Hommage à Pedro Peña Fernandez : un patriarcat gitan universel

Ce mercredi, alors que le soleil d’hiver se levait, Pedro Peña Fernández a quitté ce monde. Fils aîné de La Perrata et de Bernardo Peña, il était un gitan qu’on pourrait appeler sans crainte un humaniste, tout comme son compatriote Elio Antonio de Lebrija. Descendant de la légendaire famille des Pinini, neveu de Perrate de Utrera, cousin de Gaspar de Utrera, Inés Peña, Pedro Bacán, Bambino, Turronero, Manuel de Angustias, Curro Vereo, Fernanda et Bernarda de Utrera, les Zambos de Jerez, les Cantarote ou Aniya la de Ronda, et frère aîné de Juan Peña le Lebrijano et Tere Peña, il était également père de José Bernardo, María José, Pedro María, David, Titi et Mirian Peña Dorantes, ses héritiers, issus de son mariage exemplaire avec Doña Antonia Dorantes Sánchez.

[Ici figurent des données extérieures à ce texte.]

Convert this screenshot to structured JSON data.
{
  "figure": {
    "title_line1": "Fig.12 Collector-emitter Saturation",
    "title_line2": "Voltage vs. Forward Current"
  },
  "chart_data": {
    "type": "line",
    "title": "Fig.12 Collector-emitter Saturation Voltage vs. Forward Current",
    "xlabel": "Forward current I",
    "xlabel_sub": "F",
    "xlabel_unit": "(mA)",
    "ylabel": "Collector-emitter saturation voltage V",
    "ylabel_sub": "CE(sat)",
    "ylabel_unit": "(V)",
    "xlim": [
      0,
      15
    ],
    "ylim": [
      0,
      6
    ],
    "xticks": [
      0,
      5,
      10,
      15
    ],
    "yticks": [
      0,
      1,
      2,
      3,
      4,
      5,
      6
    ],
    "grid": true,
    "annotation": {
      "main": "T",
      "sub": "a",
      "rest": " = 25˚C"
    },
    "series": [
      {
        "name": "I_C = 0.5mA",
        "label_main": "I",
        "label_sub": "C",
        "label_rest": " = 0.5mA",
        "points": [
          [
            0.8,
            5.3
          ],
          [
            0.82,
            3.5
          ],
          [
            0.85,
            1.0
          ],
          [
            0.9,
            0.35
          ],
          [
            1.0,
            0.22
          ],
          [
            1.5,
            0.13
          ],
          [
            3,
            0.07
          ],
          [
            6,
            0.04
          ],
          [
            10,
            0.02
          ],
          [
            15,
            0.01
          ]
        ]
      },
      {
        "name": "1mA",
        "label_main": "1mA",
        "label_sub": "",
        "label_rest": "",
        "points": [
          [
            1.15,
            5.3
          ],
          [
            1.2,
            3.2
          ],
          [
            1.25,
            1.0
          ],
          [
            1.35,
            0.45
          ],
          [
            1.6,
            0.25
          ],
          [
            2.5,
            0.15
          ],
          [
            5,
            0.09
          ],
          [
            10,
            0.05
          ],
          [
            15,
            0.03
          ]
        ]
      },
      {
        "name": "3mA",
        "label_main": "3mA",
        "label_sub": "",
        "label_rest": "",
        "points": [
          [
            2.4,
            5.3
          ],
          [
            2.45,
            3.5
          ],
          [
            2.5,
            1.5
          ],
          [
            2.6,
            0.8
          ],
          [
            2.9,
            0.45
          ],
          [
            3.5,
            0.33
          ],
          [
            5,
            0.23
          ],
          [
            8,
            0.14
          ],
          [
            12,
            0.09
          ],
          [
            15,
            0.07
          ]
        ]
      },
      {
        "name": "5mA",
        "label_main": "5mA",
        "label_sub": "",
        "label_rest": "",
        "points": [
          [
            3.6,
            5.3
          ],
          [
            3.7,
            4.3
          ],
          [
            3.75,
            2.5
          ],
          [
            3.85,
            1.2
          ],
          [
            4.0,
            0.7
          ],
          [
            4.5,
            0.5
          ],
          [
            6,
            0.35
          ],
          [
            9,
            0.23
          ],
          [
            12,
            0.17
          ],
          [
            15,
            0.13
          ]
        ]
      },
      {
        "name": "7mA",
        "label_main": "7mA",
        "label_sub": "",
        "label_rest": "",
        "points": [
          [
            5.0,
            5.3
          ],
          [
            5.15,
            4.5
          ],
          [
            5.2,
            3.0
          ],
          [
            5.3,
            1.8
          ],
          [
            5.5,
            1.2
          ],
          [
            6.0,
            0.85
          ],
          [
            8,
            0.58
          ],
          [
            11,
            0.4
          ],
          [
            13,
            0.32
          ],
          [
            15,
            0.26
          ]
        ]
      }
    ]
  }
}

Pedro Peña était sans aucun doute l’un des plus grands guitaristes d’accompagnement du chant dans l’histoire contemporaine du flamenco. Il était un incontournable des festivals des années 70 et 80 du XXème siècle, ainsi que des studios d’enregistrement, où il a pu faire ses preuves aux côtés de grandes figures telles que La Niña de los Peines, Terremoto de Jerez, Tío Borrico, Tía Anica la Piriñaca, Manuel Soto Sordera ou encore Antonio Mairena, à qui il a accompagné sur son dernier album, El calor de mis recuerdos.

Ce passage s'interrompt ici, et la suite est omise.